We noted that the kids are much more self-starting as toddlers than they are as older kids so your daughter may face similar issues when she gets older, though hopefully not as severe.

Note of humor: You just THINK it's hard to get a 6 year old going. Teens are harder to get started in the morning and even harder to get to bed at a reasonable hour, especially during the Olympics as all the good stuff starts happening after 9:30 PM here.

More realism: I kind of suspect that its always been way tougher growing up than anybody remembers.

Too authors have had a romantic vision of a safe fascinating world that beckons to the children and they can safely experiment with anything without fear. What a load of crap.

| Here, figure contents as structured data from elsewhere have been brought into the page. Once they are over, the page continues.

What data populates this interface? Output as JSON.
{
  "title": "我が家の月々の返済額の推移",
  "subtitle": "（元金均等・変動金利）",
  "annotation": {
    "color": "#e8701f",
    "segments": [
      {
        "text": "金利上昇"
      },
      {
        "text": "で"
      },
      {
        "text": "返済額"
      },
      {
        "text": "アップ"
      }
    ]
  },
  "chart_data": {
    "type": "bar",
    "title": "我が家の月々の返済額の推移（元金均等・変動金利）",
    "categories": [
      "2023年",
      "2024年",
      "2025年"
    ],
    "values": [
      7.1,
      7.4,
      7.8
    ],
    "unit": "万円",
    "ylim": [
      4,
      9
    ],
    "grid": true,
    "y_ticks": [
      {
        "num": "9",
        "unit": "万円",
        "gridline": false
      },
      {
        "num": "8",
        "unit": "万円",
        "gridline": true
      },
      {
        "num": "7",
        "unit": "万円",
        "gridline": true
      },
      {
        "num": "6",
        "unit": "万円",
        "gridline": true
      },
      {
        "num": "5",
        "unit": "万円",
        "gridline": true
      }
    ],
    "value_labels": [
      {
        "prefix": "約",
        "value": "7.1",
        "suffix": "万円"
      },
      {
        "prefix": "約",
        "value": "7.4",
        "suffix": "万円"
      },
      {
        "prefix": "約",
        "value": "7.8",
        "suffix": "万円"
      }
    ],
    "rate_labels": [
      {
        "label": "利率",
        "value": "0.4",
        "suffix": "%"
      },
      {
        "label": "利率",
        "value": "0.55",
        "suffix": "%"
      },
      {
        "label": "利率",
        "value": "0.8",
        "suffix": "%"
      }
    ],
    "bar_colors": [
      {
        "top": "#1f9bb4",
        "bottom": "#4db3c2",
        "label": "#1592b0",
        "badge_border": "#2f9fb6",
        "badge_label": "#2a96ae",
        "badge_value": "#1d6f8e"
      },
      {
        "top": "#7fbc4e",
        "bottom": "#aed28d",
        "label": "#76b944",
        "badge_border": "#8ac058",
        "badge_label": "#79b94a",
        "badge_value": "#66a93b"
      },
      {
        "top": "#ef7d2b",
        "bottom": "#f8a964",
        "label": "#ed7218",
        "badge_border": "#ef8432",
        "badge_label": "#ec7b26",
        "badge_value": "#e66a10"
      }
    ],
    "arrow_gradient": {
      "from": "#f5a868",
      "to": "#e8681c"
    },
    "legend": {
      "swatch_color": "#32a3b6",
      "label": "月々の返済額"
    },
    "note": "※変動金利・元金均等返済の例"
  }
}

I grew up isolated, with middling-serious medical problems, and afraid of my shadow. It wasn't until my late teen years when I finally started developing some self-confidence that I started having a little fun in life. I think a large percentage of people alive would tell a similar story if they were honest with themselves.

Ael said...

Do you have a dog?

Lisa said...

Not to be pat, but I buy into the old idea of humours. We all have inherently different temperaments, IMO. There is nothing you can do to affect his. He will witness joy and happiness -- the panoply of life -- and be as content as he is wont to be.

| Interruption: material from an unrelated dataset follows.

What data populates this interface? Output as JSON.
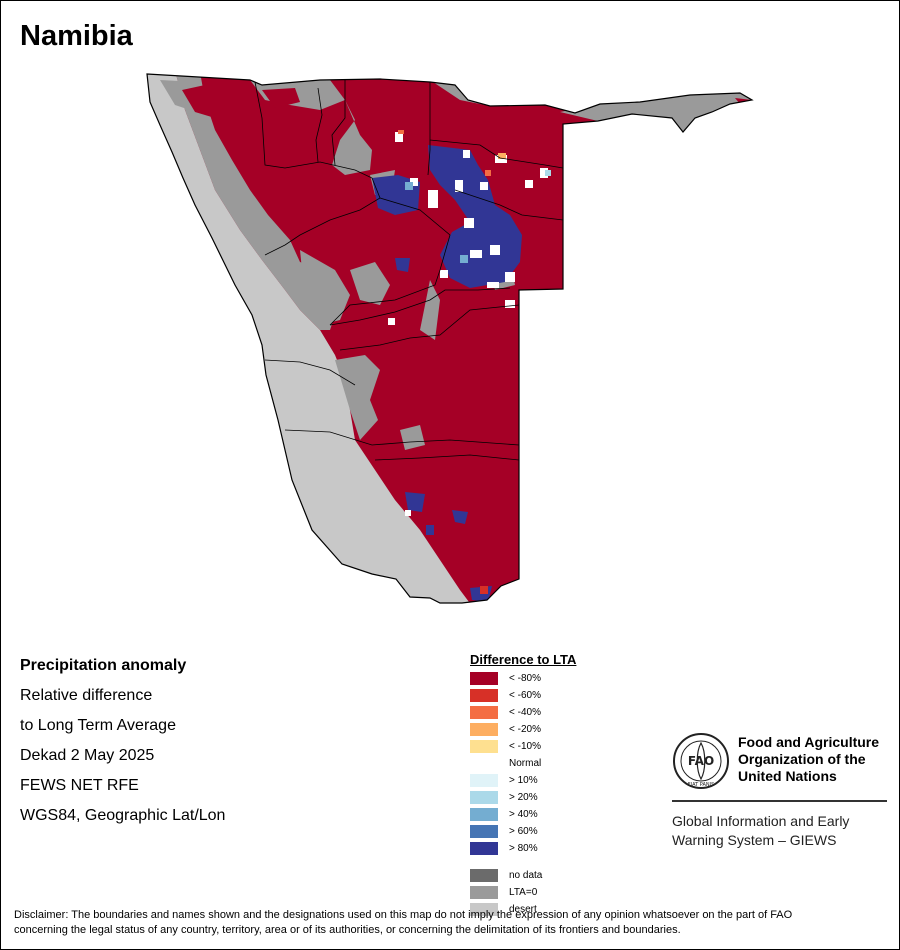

Please don't punish yourself if what you see does not comport with what you'd choose. I know a man who did this, and he has become quite embittered, to match the temperament of the offspring.

It is a sad fate he has chosen. But being of a religious background, I s'pose he feels it is mete pennance.

Lisa said...

p.s.--

"Mete pennance" for something over which he has no control.

Sadly, we purposeful and ego-full humans are always looking for our part, but sometimes, we have none.

FDChief said...

Lisa: I'm experienced enough at this daddy thing to have the wisdom to know the difference. IF the boy is going to hell, I can't pick the color of the hand-basket.

But like any tragedy, it's grievous to watch. And with little Bryn's birthday coming soon, it's harder still. Sometimes watchful waiting is the most painful exertion of all.

Lisa said...

But as you know, parents don't direct the whole mise en scene.

The little guy may be a budding melancholic, BUT, he may find a passion perfectly well-suited for his temperament, and that would constitute his own personal joy, right? And that's all we can hope for.